For many larger, decentralized firms, this can create a significant amount of work for pricing officers. Many firms already have decision trees in place to guide their professionals along a desired path, but they are often in Excel or PowerPoint. This is a great example of where applications created on expert systems can be particularly powerful. By developing applications that guide attorneys and business development professionals through a question flow established on a rules base featuring if/then mappings that develop into decision trees, pricing directors can ensure that their expertise, judgment, process, and strategy is being followed without their constant involvement in every pitch, proposal, and RFP response regarding the fee arrangements that should be offered. It is the exact business case Sawhney presents in his HBR article, except the focus in this example is on internal clients – the lawyers in the firm. Can law firms scale, productize, and automate some of their internal services? The answer is yes, and as firms continue to grow, it will be a necessity.

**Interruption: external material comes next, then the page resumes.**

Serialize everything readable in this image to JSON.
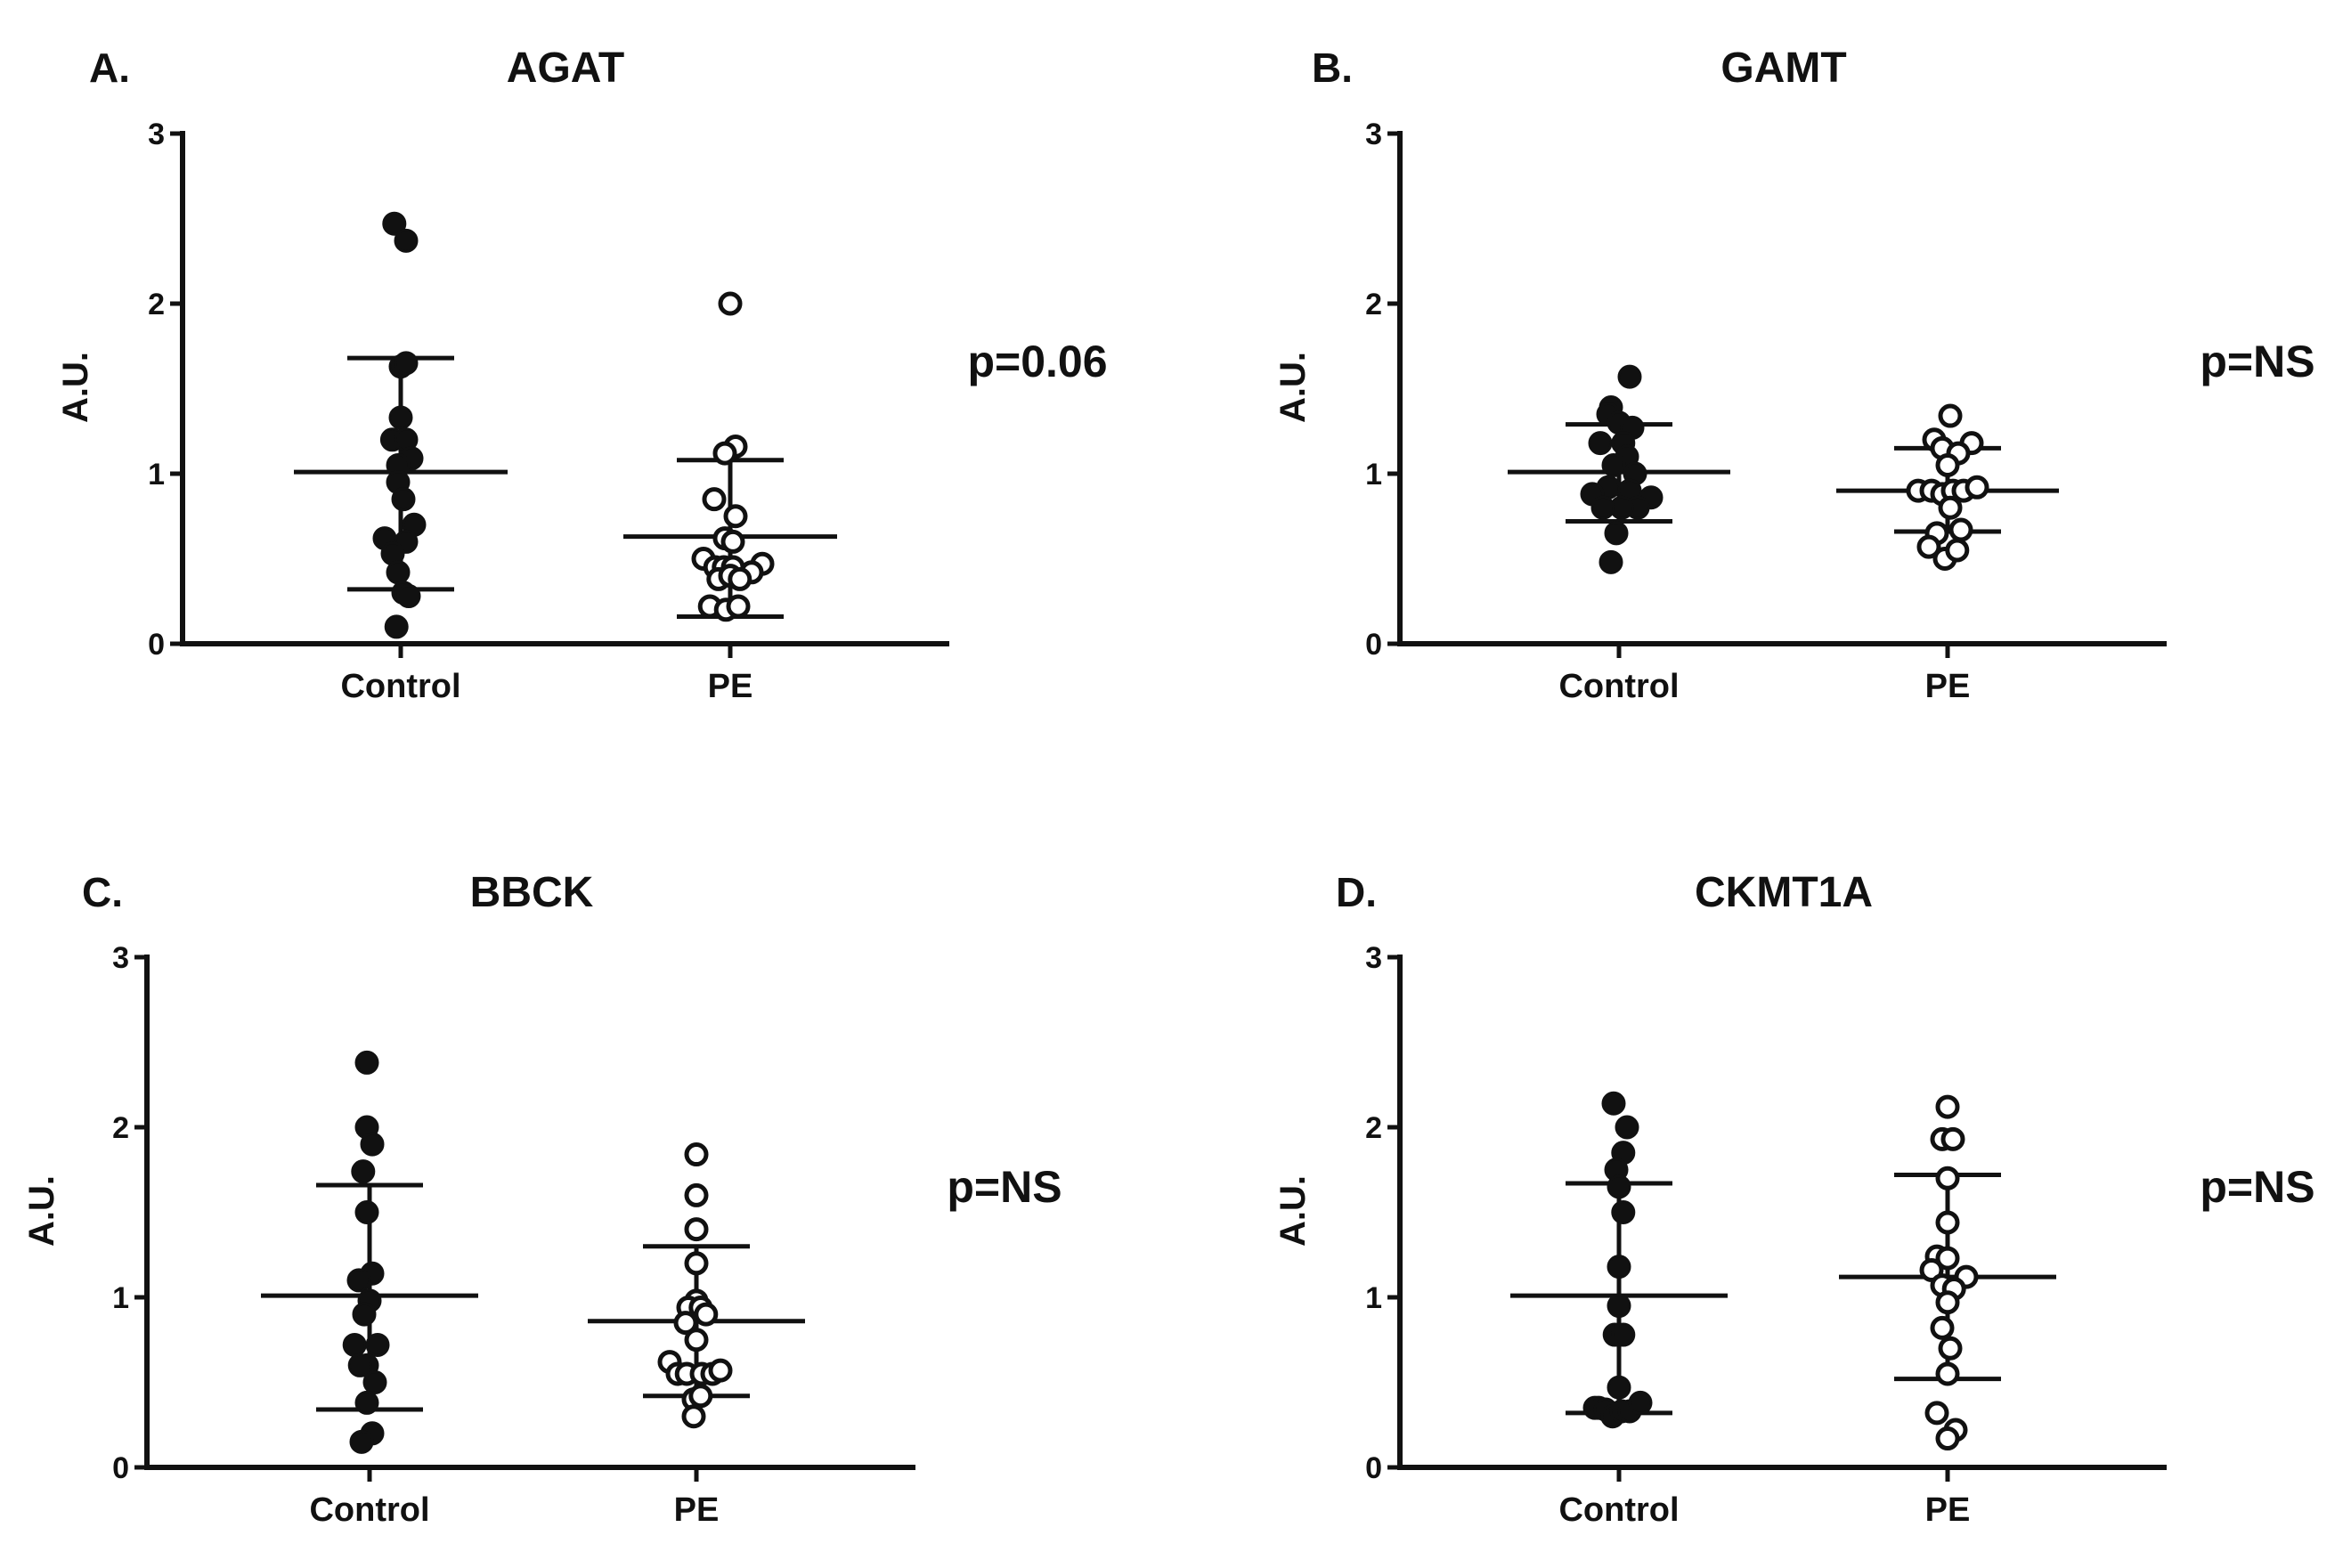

Beyond Pricing is the question that is a core aspect of any organizational strategy. My longtime friend and trusted advisor Allen Fuqua, the Chief Marketing and Business Development Officer at Winstead, is famous for always reminding his firm that “the test of any strategy is the ability to say no”. Law firms are often inundated with Requests for Proposal (RFPs) that have become so complex and thorough that the staff time to respond to a single RFP often exceeds 100 hours, and the success rate for most firms is below 20%. As a result, many firms have established various “Go / No-Go” frameworks to assess the RFP or Proposal request and make a determination on whether or not to utilize the already reduced internal firm resources to proceed. Can AI methodologies be utilized to help firms make smarter decisions and increase internal efficiency? Absolutely. Earlier this summer, Neota Logic showcased an example focused on a moderately complex real estate transaction where machine learning and expert systems were combined to assess both risk as well as projected revenue. You can see the brief demonstration here, where RAVN, HighQ, and Neota Logic were quickly aligned and rapidly deployed to solve a problem in way that significantly reduced internal costs. Imagine leveraging products like RAVN, Kira Systems, KM Standards, or others to quickly read RFP Documents while platforms like Neota Logic are used to develop applications that can identify criteria or clauses that will nudge the overall RFP risk assessment up or down based upon how the firm had tuned the weighting algorithm. Whether the output is a score, or something more visual like a RAG (Red > Amber > Green) display, the firm is able to scale their interpretation and analysis of RFPs by practice, industry, and office location in a consistent, efficient manner. This should result in the more focused use of internal resources for opportunities with higher probabilities for success along with the corresponding reduction of internal costs and resources on lower probability opportunities.

Finally, as lateral recruiting and movement continues to be strong, the onboarding of new attorneys is critical. Again, most firms have established practices and processes already in place, but few are utilizing expert systems to guide the onboarding process and workflow. By developing an application that can be deployed internally with if/then scenarios and decision trees based upon practice groups, industries, client teams, office locations, committee seats and more, firms can standardize and optimize how their significant investments in new attorneys are being onboarded to the firm.

To date, much of AI has been focused on improving efficiency in the practice of law, or in developing client self-service applications that generate new revenue streams. But, as noted earlier, one of the effects of the recession was the significant reduction of non-practicing staff by the law firms. The staff is constantly being asked to do more with less, which creates a perfect opportunity for artificial intelligence concepts like machine learning and expert systems to be widely adopted and utilized.